Ask the (ex) professional pastry chef:
Use whichever butter tastes good to you. Salted butter has such a small amount of salt added to it that in most recipes, there will be little difference in taste. Unsalted butter may taste cleaner to you or not; it may also turn rancid faster. I used to have a problem with one brand of cultured butter going rancid and had to switch suppliers. Now all cultured butters taste too cheesy to me after that.
This is true. A food technologist told me that most processed foods have a little salt and sugar added not necessarily for preserving purposes, but because they go a long way in bringing out the flavor of the foods. I can’t count how many times I’ve been served bland cake frosting made of unsalted butter with no other salt added because the cook thought they were being enlightened or something.
Many American cookbook recipes up until the last 20 years were written for salted butter, and many still are. If you’re using your old red plaid Better Homes & Gardens cookbook, don’t worry about using unsalted butter. Even in that book, similar cake recipes have varying amounts of salt seemingly at random. As a matter of fact, I have not see any adjustments being made in recent cookbooks in the amount of added salt called for when using unsalted butter in baking recipes, just less salt overall. Cakes should taste fine with salted butter – a half-teaspoonful of salt more or less, spread throughout the entire cake, just isn’t that significant. True French buttercreams do need unsalted butter, maybe too a butter-heavy ganache (though both still will benefit with a some amount of salt added to round it out), but otherwise, I can’t even think of any recipes in the baking world off the top of my head that won’t be fine with salted butter. But again, if food tastes too salty to you, then definitely use what you like the best.
I agree! Land O’Lakes is great, always clean tasting. I prefer salted butter on my food, personally, but I can swing both ways. And half-salt definitely sounds like something I could get into.

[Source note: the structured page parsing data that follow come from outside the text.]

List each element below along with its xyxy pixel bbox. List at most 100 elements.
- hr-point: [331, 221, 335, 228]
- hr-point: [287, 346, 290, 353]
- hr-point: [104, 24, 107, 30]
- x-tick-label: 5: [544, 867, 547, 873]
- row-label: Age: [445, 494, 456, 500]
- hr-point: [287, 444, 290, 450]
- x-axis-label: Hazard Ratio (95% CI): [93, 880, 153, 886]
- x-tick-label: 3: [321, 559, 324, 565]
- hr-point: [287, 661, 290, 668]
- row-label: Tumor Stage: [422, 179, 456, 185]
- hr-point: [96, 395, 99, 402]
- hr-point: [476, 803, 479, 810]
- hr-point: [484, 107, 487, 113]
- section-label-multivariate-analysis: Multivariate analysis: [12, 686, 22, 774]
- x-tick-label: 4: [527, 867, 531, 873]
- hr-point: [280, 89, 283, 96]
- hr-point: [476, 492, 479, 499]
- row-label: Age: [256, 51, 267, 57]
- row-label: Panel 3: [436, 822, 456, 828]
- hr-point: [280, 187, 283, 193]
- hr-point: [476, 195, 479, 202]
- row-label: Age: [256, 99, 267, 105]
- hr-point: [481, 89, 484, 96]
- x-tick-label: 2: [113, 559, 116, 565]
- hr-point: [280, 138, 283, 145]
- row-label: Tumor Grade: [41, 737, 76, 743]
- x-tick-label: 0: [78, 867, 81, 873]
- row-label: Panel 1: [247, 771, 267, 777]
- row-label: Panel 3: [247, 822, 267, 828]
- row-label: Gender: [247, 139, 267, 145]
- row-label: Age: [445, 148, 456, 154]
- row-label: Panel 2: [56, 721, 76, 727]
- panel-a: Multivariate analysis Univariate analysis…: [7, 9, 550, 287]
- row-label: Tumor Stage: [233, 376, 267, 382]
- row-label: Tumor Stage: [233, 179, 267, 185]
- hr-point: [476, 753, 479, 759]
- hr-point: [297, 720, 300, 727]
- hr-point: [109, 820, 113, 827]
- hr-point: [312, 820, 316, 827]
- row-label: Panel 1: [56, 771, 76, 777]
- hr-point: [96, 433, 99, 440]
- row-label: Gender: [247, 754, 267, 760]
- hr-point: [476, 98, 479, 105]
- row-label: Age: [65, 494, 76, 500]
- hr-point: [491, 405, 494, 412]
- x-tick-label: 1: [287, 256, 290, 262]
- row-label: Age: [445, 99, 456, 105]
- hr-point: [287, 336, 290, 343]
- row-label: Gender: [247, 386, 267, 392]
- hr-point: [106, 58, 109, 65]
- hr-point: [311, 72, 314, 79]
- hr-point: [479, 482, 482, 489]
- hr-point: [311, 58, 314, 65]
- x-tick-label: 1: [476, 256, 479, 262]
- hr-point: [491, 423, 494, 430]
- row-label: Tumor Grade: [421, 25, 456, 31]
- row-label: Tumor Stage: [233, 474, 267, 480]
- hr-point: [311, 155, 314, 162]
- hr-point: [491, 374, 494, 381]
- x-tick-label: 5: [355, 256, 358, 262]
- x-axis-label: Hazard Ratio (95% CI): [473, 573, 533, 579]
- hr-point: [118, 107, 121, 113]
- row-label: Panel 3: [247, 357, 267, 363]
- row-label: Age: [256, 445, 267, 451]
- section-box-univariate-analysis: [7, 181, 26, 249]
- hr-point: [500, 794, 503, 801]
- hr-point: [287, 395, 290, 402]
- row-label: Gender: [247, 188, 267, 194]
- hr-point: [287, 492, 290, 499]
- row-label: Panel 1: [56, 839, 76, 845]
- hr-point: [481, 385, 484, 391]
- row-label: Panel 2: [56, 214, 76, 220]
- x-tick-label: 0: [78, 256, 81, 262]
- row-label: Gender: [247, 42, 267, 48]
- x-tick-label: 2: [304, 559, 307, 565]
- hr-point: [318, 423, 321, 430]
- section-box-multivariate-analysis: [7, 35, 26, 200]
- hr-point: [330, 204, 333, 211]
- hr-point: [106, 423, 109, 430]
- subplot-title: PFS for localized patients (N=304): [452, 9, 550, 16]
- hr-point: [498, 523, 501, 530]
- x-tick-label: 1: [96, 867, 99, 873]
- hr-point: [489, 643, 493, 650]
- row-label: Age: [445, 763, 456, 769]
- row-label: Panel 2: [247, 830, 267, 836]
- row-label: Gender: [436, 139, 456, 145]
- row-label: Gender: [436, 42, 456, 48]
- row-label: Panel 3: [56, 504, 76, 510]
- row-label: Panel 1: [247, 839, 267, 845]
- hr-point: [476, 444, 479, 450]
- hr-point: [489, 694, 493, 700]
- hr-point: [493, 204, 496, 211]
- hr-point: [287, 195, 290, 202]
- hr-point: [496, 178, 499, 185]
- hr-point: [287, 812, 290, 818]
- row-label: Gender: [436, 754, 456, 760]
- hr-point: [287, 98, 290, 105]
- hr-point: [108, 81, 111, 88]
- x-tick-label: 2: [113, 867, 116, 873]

My first time: When I was 11, I had dinner at the home of a German family. I was served pumpernickel bread with unsalted butter, both firsts for me (I’d only ever had Mazola and Wonder Bread, or for a gourmet treat, Pepperidge Farm Sandwich Bread). At first, I couldn’t stand the taste of the unsalted butter and brownish-black bread, but by the end of the meal, the heavens had opened and angels were singing! I didn’t have unsalted butter again for quite a few years, though.